Ring states in swarmalator systems

TL;DR

This paper investigates finite populations of swarmalators, revealing the existence and stability of ring and annular states, with explicit calculations of their properties, applicable to biological and physical systems exhibiting both swarming and synchronization.

Contribution

It extends previous continuum analyses by studying finite swarmalator populations, deriving criteria for ring state existence and stability, and explicitly calculating properties of annular distributions.

Findings

Ring states exist in finite swarmalator populations.

Criteria for stability of ring states are established.

Explicit formulas for annular distribution properties are provided.

Abstract

Synchronization is a universal phenomenon, seen in systems as diverse as superconducting Josephson junctions and discharging pacemaker cells.

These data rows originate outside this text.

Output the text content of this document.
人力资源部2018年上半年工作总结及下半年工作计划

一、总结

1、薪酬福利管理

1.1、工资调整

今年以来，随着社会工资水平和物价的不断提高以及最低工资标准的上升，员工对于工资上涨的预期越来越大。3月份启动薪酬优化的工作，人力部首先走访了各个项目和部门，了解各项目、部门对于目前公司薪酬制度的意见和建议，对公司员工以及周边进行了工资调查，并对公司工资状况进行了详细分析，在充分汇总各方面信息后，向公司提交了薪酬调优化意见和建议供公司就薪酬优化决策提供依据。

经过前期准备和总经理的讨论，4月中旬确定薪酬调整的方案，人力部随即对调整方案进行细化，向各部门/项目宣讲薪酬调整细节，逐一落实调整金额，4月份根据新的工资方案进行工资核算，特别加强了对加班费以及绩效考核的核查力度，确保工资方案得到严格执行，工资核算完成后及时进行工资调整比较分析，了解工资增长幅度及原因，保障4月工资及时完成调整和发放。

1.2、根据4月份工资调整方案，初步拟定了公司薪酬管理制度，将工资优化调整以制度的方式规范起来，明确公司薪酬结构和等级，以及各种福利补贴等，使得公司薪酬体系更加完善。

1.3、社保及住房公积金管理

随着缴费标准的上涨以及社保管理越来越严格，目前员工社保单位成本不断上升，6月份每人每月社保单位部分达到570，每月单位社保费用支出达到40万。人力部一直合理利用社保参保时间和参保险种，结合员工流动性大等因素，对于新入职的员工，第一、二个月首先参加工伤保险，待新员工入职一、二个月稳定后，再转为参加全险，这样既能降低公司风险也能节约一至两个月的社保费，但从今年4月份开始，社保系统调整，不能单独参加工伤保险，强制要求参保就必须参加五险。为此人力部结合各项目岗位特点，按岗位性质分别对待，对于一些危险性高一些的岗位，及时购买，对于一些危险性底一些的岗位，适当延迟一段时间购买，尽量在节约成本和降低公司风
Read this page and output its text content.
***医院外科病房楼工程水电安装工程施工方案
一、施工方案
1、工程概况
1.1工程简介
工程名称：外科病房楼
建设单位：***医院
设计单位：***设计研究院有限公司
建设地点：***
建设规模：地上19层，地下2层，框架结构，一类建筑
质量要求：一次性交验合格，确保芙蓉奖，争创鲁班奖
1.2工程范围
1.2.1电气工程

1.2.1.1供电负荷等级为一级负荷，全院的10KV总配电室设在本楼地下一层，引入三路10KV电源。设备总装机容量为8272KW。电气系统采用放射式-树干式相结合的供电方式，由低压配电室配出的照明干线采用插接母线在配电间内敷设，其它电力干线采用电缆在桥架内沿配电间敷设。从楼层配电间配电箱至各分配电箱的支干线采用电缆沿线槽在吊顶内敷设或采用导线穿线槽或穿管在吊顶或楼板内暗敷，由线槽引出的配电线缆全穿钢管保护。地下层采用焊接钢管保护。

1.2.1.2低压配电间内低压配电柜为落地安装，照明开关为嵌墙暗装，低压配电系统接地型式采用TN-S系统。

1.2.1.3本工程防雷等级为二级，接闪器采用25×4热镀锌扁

Here the elements have rhythmic state variables whose mutual influence promotes temporal order. A parallel form of order is seen in swarming systems, such as schools of fish or flocks of birds. Now the degrees of freedom are the individuals' positions, which get redistributed through interactions to form spatial structures. Systems capable of both swarming and synchronizing, dubbed swarmalators, have recently been proposed [O'Keeffe, Kevin P., and Steven H. Strogatz. "Swarmalators: Oscillators that sync and swarm." arXiv preprint arXiv:1701.05670 (2017)] and analyzed in the continuum limit. Here we extend this work by studying finite populations of swarmalators, whose phase similarity affects both their spatial attraction and repulsion. We find ring states, and compute criteria for their existence and stability. Larger populations can form annular distributions, whose density and inner and outer radii we calculate explicitly. These states may be observable in groups of Japanese tree frogs, magnetic colloids, and other systems with an interplay between swarming and synchronization.